Peningkatan konsentrasi CO2 di
atmosfer Bumi itu tertinggi sejak 650.000tahun terakhir! IPCC juga
menyimpulkan bahwa 90% gas rumah kaca yang dihasilkan manusia, seperti karbon
dioksida, metana, dan dinitrogen oksida, khususnya selama 50 tahun ini, secara drastis menaikkan suhu Bumi. Sebelum masa industri, aktivitas manusia
tidak banyak mengeluarkan gas rumah kaca, tetapi pertambahan penduduk,
pembabatan hutan, industri peternakan, dan penggunaan bahan bakar fosil
menyebabkan gas rumah kaca di atmosfer bertambah banyak.
Menurut
Laporan Perserikatan Bangsa Bangsa tentang peternakan dan lingkungan yang
diterbitkan pada tahun 2006 mengungkapkan bahwa, “industri
peternakan adalah penghasil emisi gas rumah kaca yang terbesar (18%), jumlah
ini lebih banyak dari gabungan emisi gas rumah kaca seluruh transportasi di
seluruh dunia (13%). ” Hampir seperlima (20 persen)
dari emisi karbon berasal dari peternakan. Jumlah ini melampaui jumlah emisi
gabungan yang berasal dari semua kendaraan di dunia.
Beberapak dampak
dari perubahan iklim yang terjadi di Bumi. Selain suhu yang meningkat, adapun
dampak lainnya, yaitu :
1) Krisis Air.
Air merupakan
unsur yang penting dalam kehidupan manusia. Ketersediaan air di dunia sangat
melimpah, namun dari total jumlah air yang ada, hanya lima persen
saja yang tersedia sebagai air minum, sisanya adalah air laut.
Pada kenyataannya,
bahwa dengan semakin meningkatnya populasi, semakin besar pula kebutuhan akan
air minum. Sehingga ketersediaan air bersih pun semakin berkurang.
Para ahli
memprediksi Indonesia akan mengalami kelangkaan air bersih pada tahun 2025.
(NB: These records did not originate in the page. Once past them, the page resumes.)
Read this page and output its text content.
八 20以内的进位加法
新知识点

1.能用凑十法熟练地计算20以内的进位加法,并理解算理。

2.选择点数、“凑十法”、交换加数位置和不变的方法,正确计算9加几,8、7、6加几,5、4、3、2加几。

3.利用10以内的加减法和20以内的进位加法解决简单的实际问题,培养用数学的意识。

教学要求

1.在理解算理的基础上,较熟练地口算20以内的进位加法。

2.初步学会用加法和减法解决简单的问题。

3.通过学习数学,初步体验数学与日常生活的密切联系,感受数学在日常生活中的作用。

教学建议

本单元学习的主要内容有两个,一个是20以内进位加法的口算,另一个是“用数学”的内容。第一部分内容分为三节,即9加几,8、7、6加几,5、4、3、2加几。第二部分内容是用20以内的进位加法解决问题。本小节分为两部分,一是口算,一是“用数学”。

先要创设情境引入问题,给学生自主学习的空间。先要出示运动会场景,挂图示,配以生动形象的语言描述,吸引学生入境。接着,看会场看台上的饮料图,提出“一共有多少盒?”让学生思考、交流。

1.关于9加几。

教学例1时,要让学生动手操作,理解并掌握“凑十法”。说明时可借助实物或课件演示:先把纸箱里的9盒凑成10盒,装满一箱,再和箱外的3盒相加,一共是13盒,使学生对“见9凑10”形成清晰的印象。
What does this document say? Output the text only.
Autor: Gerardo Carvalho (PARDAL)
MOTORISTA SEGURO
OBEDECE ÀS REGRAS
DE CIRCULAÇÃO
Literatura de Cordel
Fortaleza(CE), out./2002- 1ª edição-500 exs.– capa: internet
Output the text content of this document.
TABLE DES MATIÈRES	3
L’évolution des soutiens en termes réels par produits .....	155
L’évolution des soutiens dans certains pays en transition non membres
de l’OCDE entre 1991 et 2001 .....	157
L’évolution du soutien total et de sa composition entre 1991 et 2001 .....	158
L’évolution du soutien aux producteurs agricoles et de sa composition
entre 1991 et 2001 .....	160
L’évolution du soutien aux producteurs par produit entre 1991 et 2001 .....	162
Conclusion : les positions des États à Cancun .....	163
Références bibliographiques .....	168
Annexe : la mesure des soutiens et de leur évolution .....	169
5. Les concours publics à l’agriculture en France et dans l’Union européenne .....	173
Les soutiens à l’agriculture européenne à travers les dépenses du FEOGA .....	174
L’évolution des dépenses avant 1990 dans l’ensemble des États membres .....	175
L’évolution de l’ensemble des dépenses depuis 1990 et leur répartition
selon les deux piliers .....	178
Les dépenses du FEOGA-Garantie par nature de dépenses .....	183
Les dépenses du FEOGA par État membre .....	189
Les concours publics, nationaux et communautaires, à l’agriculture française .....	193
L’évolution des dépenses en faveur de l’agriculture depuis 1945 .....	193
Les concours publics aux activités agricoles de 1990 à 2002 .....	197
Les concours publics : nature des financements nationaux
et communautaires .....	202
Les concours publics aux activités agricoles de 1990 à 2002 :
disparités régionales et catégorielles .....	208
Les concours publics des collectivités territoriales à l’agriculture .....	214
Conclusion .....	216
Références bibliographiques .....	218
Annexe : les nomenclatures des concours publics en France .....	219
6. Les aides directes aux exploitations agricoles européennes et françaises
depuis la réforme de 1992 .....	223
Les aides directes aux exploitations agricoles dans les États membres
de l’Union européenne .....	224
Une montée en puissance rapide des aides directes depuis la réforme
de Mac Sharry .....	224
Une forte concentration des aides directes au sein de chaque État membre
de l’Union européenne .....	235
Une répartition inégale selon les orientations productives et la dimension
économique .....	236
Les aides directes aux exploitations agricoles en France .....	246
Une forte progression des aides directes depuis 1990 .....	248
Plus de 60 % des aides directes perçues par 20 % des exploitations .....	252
Bumi terdiri dari 97.5 % air, tetapi hanya 1 % dari air tersebut yang
tawar." Air tawar tersebut bersumber dari curah hujan yang tertampung
pada danau, situ, sungai, maupun cekungan air tanah. Diperkirakan
Indonesia memiliki total volume air sebesar 308 juta meter kubik.
Hal ini merupakan
dampak dari perubahan iklim sehingga membuat Indonesia mengalami banjir
pada musim penghujan dan kekeringan pada musim kemarau. Ketersediaan air
perlu diimbangi dengan kualitas yang baik pula. Kualitas air ini berkaitan
dengan kelayakan pemanfaatan air untuk berbagai kebutuhan.
2) Terjadinya Bencana Krisis Kemanusiaan
Karena kurangnya
persediaan bahan pangan akibat tingginya potensi gagal panen yang disebabkan
perubahan suhu yang tidak menentu, sehingga menurunkan produktivitas pertanian.
Produktivitas pertanian di daerah tropis akan menurun jika suhu rata-rata
global meningkat 1-2 derajat Celsius. Di sisi lain, mencairnya es di kutub akan
menimbulkan pemuaian massa air laut dan kenaikan air laut, sehingga hal ini
akan menurunkan produksi tambak ikan dan udang. Adapun dampak akumulatif dari
keadaan ini adalah meluasnya bencana kelaparan dan meluasnya gizi buruk.
3) Meluasnya Berbagai Penyakit yang Mengancam Spesies Manusia
Hal ini disebabkan
oleh naiknya suhu udara yang menyebabkan masa inkubasi nyamuk semakin pendek.
Dampaknya, penyakit yg ditularkan nyamuk akan berkembang biak dengan lebih cepat.
Penyebaran penyakit ini khususnya di daerah Tropis, seperti demam berdarah,
diare, malaria dan leptospirosis karena bertambahnya populasi serangga (nyamuk)
sebagai vektor penyakit
4) Hilangnya
Berbagai Jenis Keaneragaman Hayati
Perubahan suhu bumi
yang tidak menentu mengakibatkan hilangnya spesies flora dan fauna karena tidak
dapat beradaptasi, dan sekitar 20-30 persen spesies tanaman dan hewan akan
punah bila suhu rata-rata global naik 1,5-2,5 derajat Celsius. Selain itu,
naiknya suhu air akan meningkatkan keasaman laut. Bertambahnya Karbon dioksida
di atmosfer diperkirakan membawa dampak negatif pada organisme laut seperti
terumbu karang (cloral bleaching) dan punahnya spesies lain yang bergantung
pada organisme tersebut. Sehingga diperkirakan sekitar 80% spesies tanaman dan
binatang akan punah dalam satu abad mendatang.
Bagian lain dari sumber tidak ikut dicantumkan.